WS Bodey was a man of solid reputation living in Poughkeepsie, New York. He was a tin manufacturer with a shop on Main Street but he craved adventure and excitement. In 1848, after hearing of gold being discovered in California, Bodey set sail for the west coast in search of his own fortune. Ten years later, he would find both it and tragedy in equal measure. In 1859, east of Mono Lake, Bodey discovered gold.

It was a find that sparked a rush and birthed a town. Unfortunately, the man the town was named after – the name changing from Bodey to Bodie over time – would never actually get to see it flourish. In November of the same year, while on a supply trip to nearby Monoville, Bodey got lost in a blizzard. When he eventually couldn’t continue, his companion left him to his fate. He froze to death with his body not found until the following spring.

BOOM TIME FOR BODIE

While there was gold in the hills, Bodie still struggled to prosper as nearby towns thrived. It remained more of a mining camp than a bona fide town. But when significant gold-bearing ore was discovered in 1876, it was transformed into a genuine Wild West boomtown. And boy, was it wild.

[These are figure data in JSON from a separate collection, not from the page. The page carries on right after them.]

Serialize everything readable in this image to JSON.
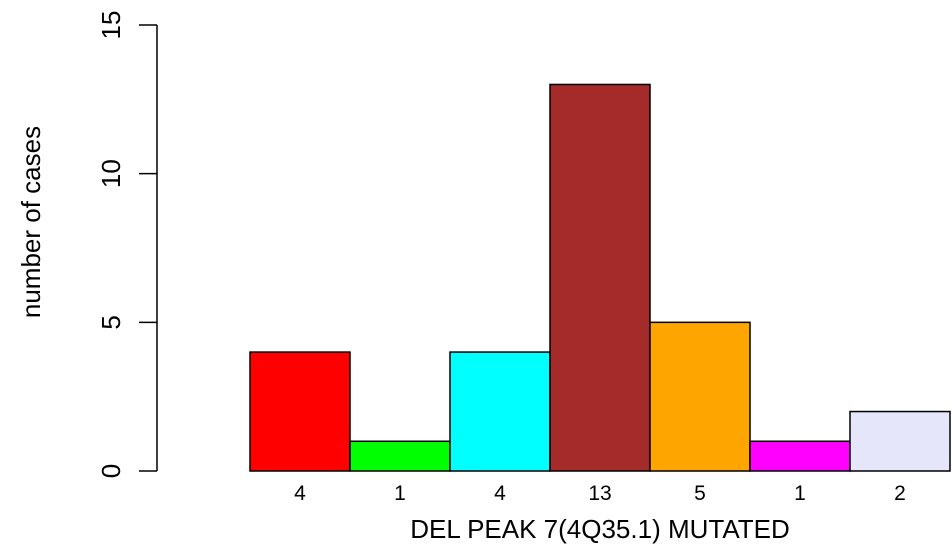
{
  "chart_data": {
    "type": "bar",
    "title": "",
    "xlabel": "DEL PEAK  7(4Q35.1) MUTATED",
    "ylabel": "number of cases",
    "ylim": [
      0,
      15
    ],
    "yticks": [
      0,
      5,
      10,
      15
    ],
    "grid": false,
    "legend": "none",
    "categories": [
      "4",
      "1",
      "4",
      "13",
      "5",
      "1",
      "2"
    ],
    "values": [
      4,
      1,
      4,
      13,
      5,
      1,
      2
    ],
    "colors": [
      "#ff0000",
      "#00ff00",
      "#00ffff",
      "#a52a2a",
      "#ffa500",
      "#ff00ff",
      "#e6e6fa"
    ]
  }
}
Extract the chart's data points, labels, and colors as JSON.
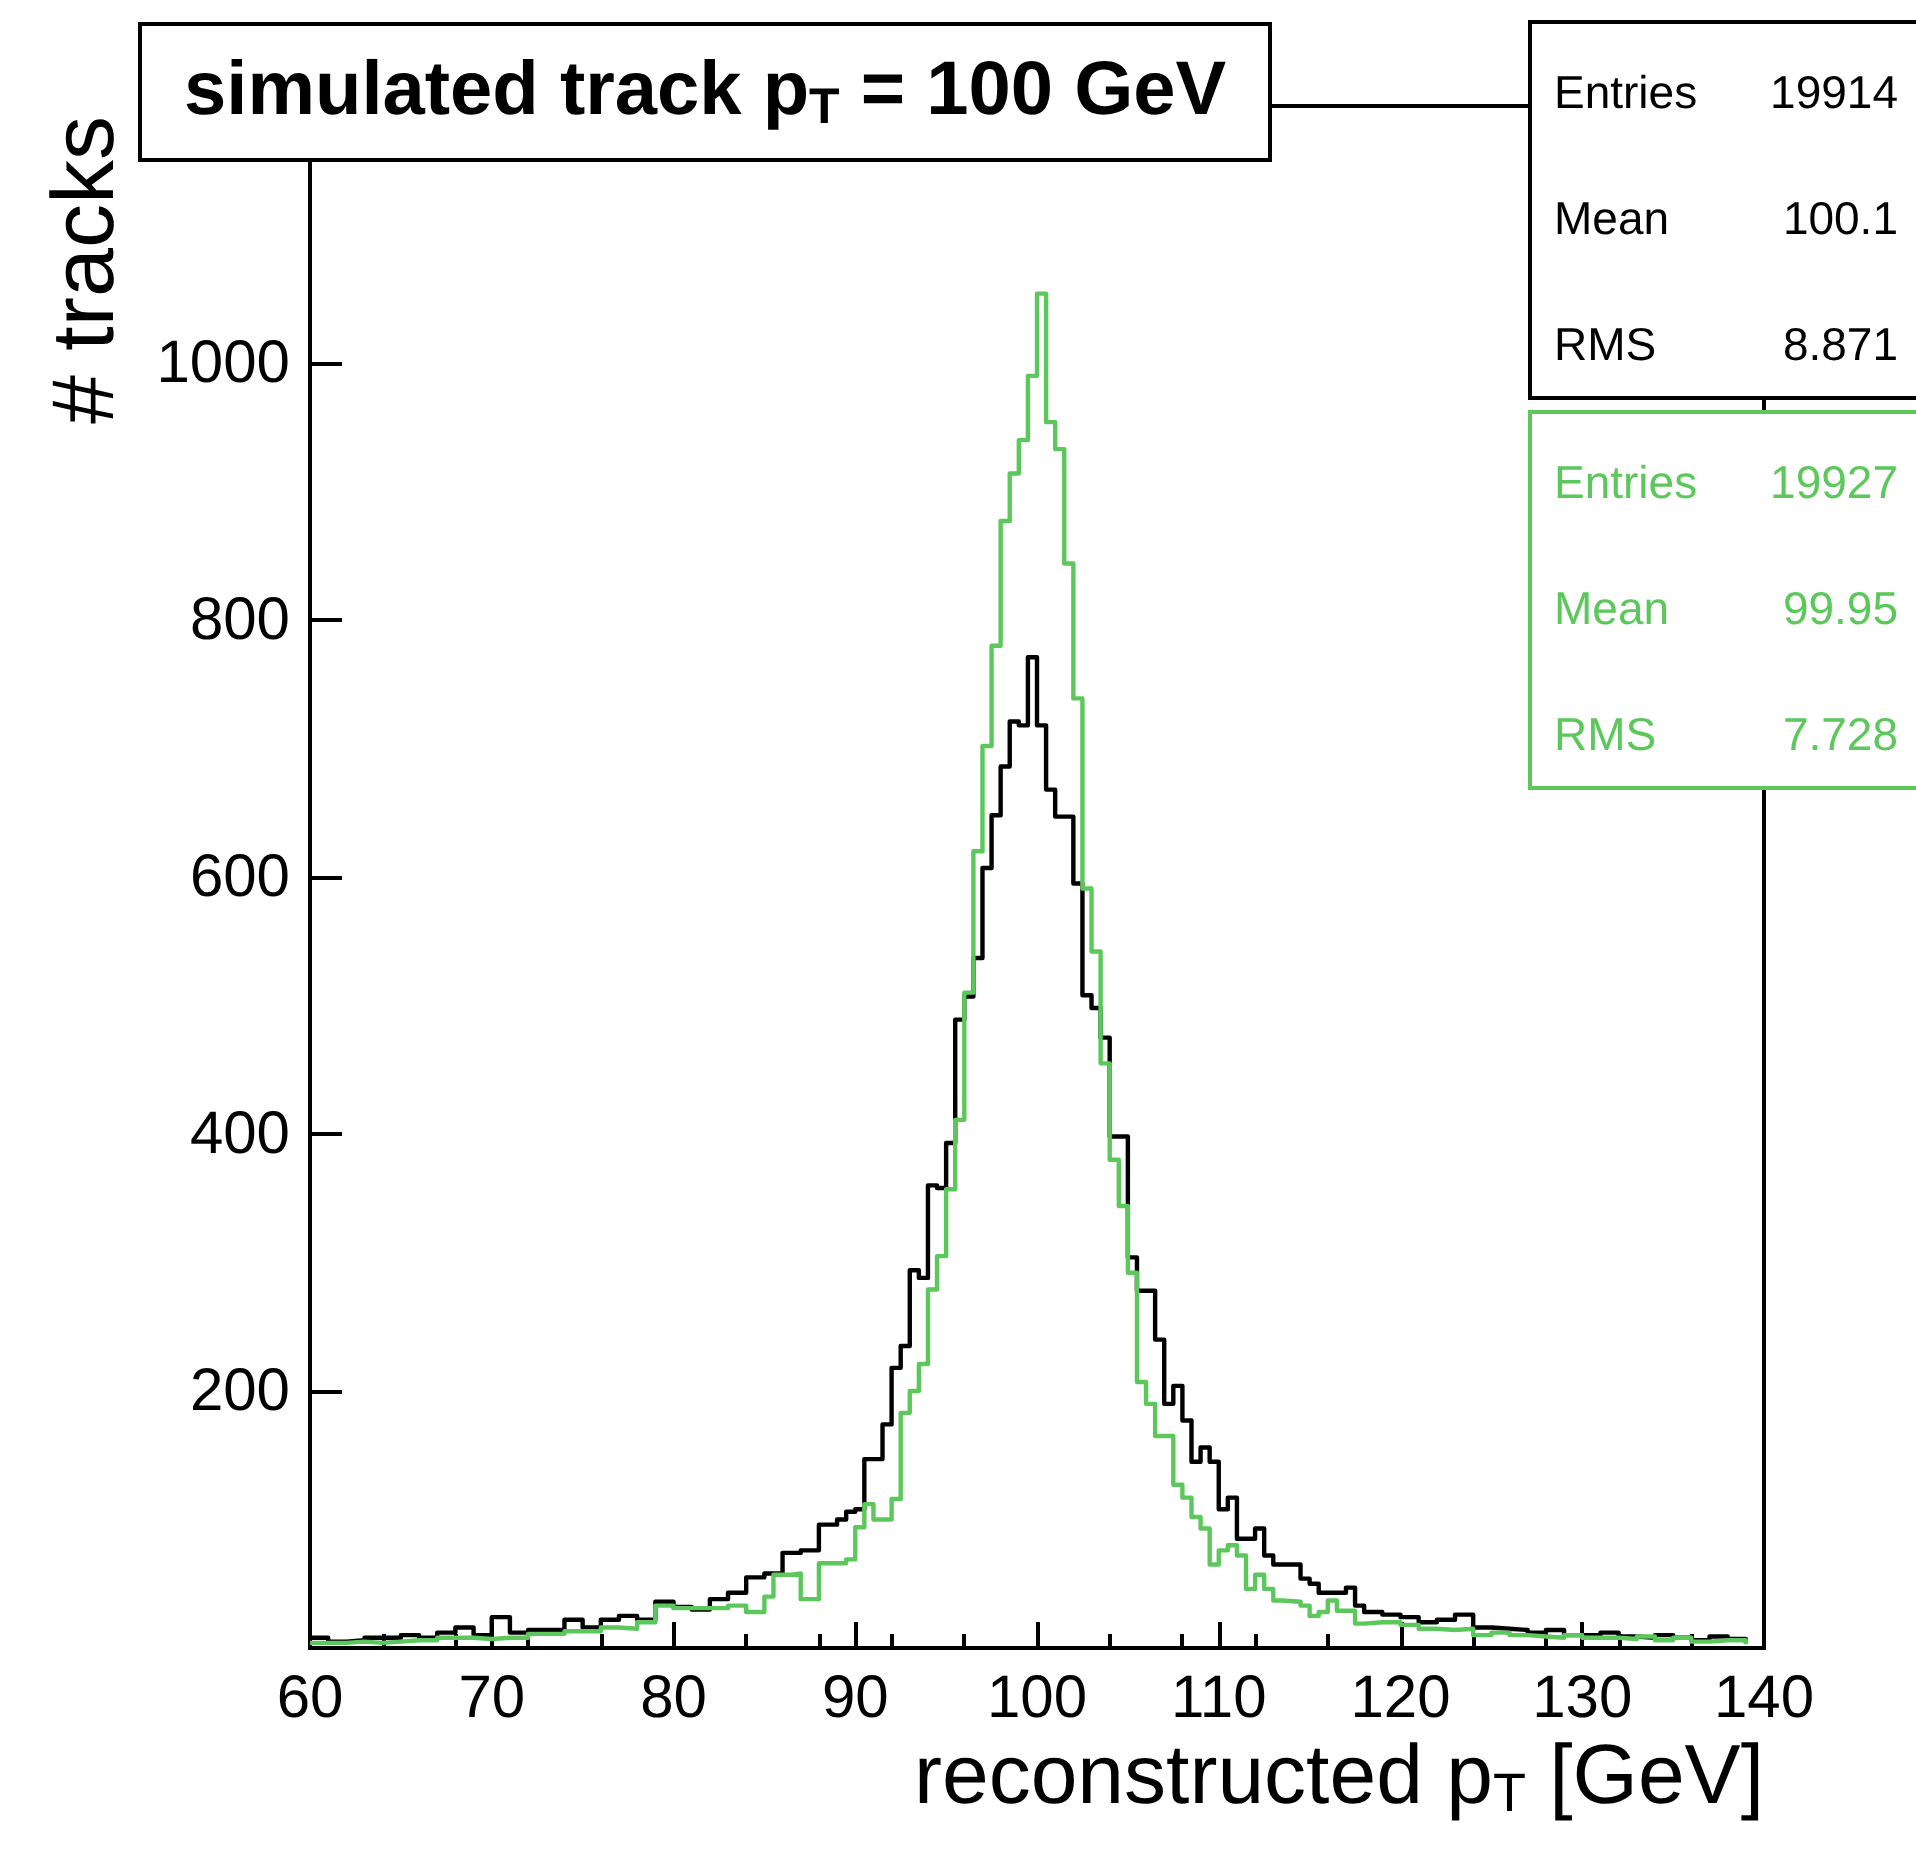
{
  "chart_data": {
    "type": "step",
    "title": "simulated track p$_{T}$ = 100 GeV",
    "xlabel": "reconstructed p$_{T}$ [GeV]",
    "ylabel": "# tracks",
    "annotations": [
      "Entries 19914",
      "Mean 100.1",
      "RMS 8.871",
      "Entries 19927",
      "Mean 99.95",
      "RMS 7.728"
    ],
    "xlim": [
      60,
      140
    ],
    "xticks": [
      60,
      70,
      80,
      90,
      100,
      110,
      120,
      130,
      140
    ],
    "ylim": [
      0,
      1200
    ],
    "yticks": [
      {
        "value": 0,
        "label": null
      },
      200,
      400,
      600,
      800,
      1000
    ],
    "series": [
      {
        "color": "#000000",
        "x": [
          60,
          61,
          62,
          63,
          64,
          65,
          66,
          67,
          68,
          69,
          70,
          71,
          72,
          73,
          74,
          75,
          76,
          77,
          78,
          79,
          80,
          81,
          82,
          83,
          84,
          85,
          86,
          87,
          88,
          89,
          89.5,
          90,
          90.5,
          91.5,
          92,
          92.5,
          93,
          93.5,
          94,
          94.5,
          95,
          95.5,
          96,
          96.5,
          97,
          97.5,
          98,
          98.5,
          99,
          99.5,
          100,
          100.5,
          101,
          102,
          102.5,
          103,
          103.5,
          104,
          105,
          105.5,
          106.5,
          107,
          107.5,
          108,
          108.5,
          109,
          109.5,
          110,
          110.5,
          111,
          112,
          112.5,
          113,
          114.5,
          115,
          115.5,
          117,
          117.5,
          118,
          119,
          120,
          121,
          122,
          123,
          124,
          125,
          126,
          127,
          128,
          129,
          130,
          131,
          132,
          133,
          134,
          135,
          136,
          137,
          138,
          139
        ],
        "values": [
          8,
          5,
          6,
          8,
          8,
          10,
          8,
          12,
          16,
          10,
          24,
          12,
          14,
          14,
          22,
          16,
          22,
          25,
          22,
          36,
          32,
          30,
          38,
          43,
          55,
          58,
          74,
          76,
          96,
          100,
          106,
          108,
          147,
          174,
          218,
          235,
          294,
          288,
          360,
          358,
          393,
          489,
          507,
          537,
          607,
          648,
          686,
          721,
          718,
          771,
          718,
          668,
          647,
          595,
          508,
          498,
          475,
          398,
          304,
          278,
          240,
          190,
          204,
          177,
          145,
          156,
          145,
          108,
          117,
          85,
          93,
          72,
          65,
          54,
          50,
          43,
          47,
          33,
          28,
          26,
          24,
          20,
          22,
          26,
          16,
          15,
          14,
          12,
          14,
          10,
          10,
          12,
          9,
          8,
          10,
          8,
          6,
          9,
          7,
          4
        ]
      },
      {
        "color": "#5cc85c",
        "x": [
          60,
          61,
          62,
          63,
          64,
          65,
          66,
          67,
          68,
          69,
          70,
          71,
          72,
          74,
          76,
          77,
          78,
          79,
          80,
          82,
          83,
          84,
          85,
          85.5,
          86.5,
          87,
          88,
          89.5,
          90,
          90.5,
          91,
          92,
          92.5,
          93,
          93.5,
          94,
          94.5,
          95,
          95.5,
          96,
          96.5,
          97,
          97.5,
          98,
          98.5,
          99,
          99.5,
          100,
          100.5,
          101,
          101.5,
          102,
          102.5,
          103,
          103.5,
          104,
          104.5,
          105,
          105.5,
          106,
          106.5,
          107.5,
          108,
          108.5,
          109,
          109.5,
          110,
          110.5,
          111,
          111.5,
          112,
          112.5,
          113,
          113.5,
          114.5,
          115,
          115.5,
          116,
          116.5,
          117.5,
          118,
          119,
          120,
          121,
          122,
          123,
          124,
          125,
          126,
          127,
          128,
          129,
          130,
          131,
          132,
          133,
          134,
          135,
          136,
          137,
          138,
          139
        ],
        "values": [
          4,
          4,
          5,
          4,
          5,
          6,
          6,
          8,
          8,
          7,
          8,
          8,
          11,
          13,
          16,
          15,
          20,
          33,
          31,
          31,
          33,
          28,
          40,
          57,
          58,
          38,
          66,
          69,
          94,
          112,
          100,
          116,
          183,
          200,
          221,
          279,
          305,
          357,
          411,
          510,
          620,
          702,
          780,
          877,
          914,
          940,
          990,
          1054,
          954,
          933,
          844,
          739,
          591,
          542,
          455,
          380,
          344,
          292,
          207,
          190,
          165,
          127,
          117,
          102,
          93,
          65,
          76,
          80,
          72,
          46,
          57,
          46,
          37,
          36,
          33,
          25,
          28,
          37,
          29,
          19,
          20,
          20,
          18,
          15,
          14,
          15,
          10,
          12,
          10,
          9,
          8,
          10,
          8,
          8,
          7,
          9,
          6,
          8,
          5,
          6,
          6,
          3
        ]
      }
    ]
  }
}
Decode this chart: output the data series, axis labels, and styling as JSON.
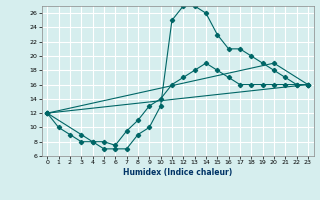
{
  "xlabel": "Humidex (Indice chaleur)",
  "ylabel": "",
  "background_color": "#d6eeee",
  "grid_color": "#b8d8d8",
  "line_color": "#006666",
  "xlim": [
    -0.5,
    23.5
  ],
  "ylim": [
    6,
    27
  ],
  "xticks": [
    0,
    1,
    2,
    3,
    4,
    5,
    6,
    7,
    8,
    9,
    10,
    11,
    12,
    13,
    14,
    15,
    16,
    17,
    18,
    19,
    20,
    21,
    22,
    23
  ],
  "yticks": [
    6,
    8,
    10,
    12,
    14,
    16,
    18,
    20,
    22,
    24,
    26
  ],
  "series1_x": [
    0,
    1,
    2,
    3,
    4,
    5,
    6,
    7,
    8,
    9,
    10,
    11,
    12,
    13,
    14,
    15,
    16,
    17,
    18,
    19,
    20,
    21,
    22,
    23
  ],
  "series1_y": [
    12,
    10,
    9,
    8,
    8,
    7,
    7,
    7,
    9,
    10,
    13,
    25,
    27,
    27,
    26,
    23,
    21,
    21,
    20,
    19,
    18,
    17,
    16,
    16
  ],
  "series2_x": [
    0,
    3,
    4,
    5,
    6,
    7,
    8,
    9,
    10,
    11,
    12,
    13,
    14,
    15,
    16,
    17,
    18,
    19,
    20,
    21,
    22,
    23
  ],
  "series2_y": [
    12,
    9,
    8,
    8,
    7.5,
    9.5,
    11,
    13,
    14,
    16,
    17,
    18,
    19,
    18,
    17,
    16,
    16,
    16,
    16,
    16,
    16,
    16
  ],
  "series3_x": [
    0,
    23
  ],
  "series3_y": [
    12,
    16
  ],
  "series4_x": [
    0,
    20,
    23
  ],
  "series4_y": [
    12,
    19,
    16
  ]
}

By 1879 there was a population of nearly 7,000, with a Wells Fargo bank, four volunteer fire companies, several newspapers and a mile long main street boasting 65 saloons. Nights were lively and, after a long day searching for gold, the get-rich-quick prospectors would head into town to the saloons. Murders, shootouts, bar room brawls and stagecoach hold-ups were commonplace. Newspapers later reported that, after a night in Bodie, people would regularly ask: “Have a man for breakfast?” It meant: did anybody get killed last night?

THE GOLD RUNS OUT

Unfortunately for Bodie, as soon as the gold went, so did the majority of the people. Such was a prospector’s life. Mainly single men, when the precious metal went, so did they; off in search of the next boom, the next fortune.

After a steady decline, a 1910 census gave Bodie’s population as just 698 – mainly families who had stayed behind after the rush. In 1912 the last edition of the last local newspaper ran off the presses while 1915 saw the first recorded note of Bodie as a ‘ghost town’ – in an article rebutting the notion – in the San Francisco Chronicle. However, by 1917, the town’s railway has been abandoned and the iron tracks scrapped. By 1920 there were officially just 120 people left, although the town still had a few inhabitants up until 1943.

THE HERITAGE SITE

After suffering from the threat of vandalism in the 1940s, caretakers were sent to look after Bodie by the Cain family, who owned much of the land. It was designated a national historic landmark in 1961 and became Bodie State Historic Park – an official gold rush ghost town – the following year, preserved in a state of arrested decay. It now attracts more than 20,000 visitors a year.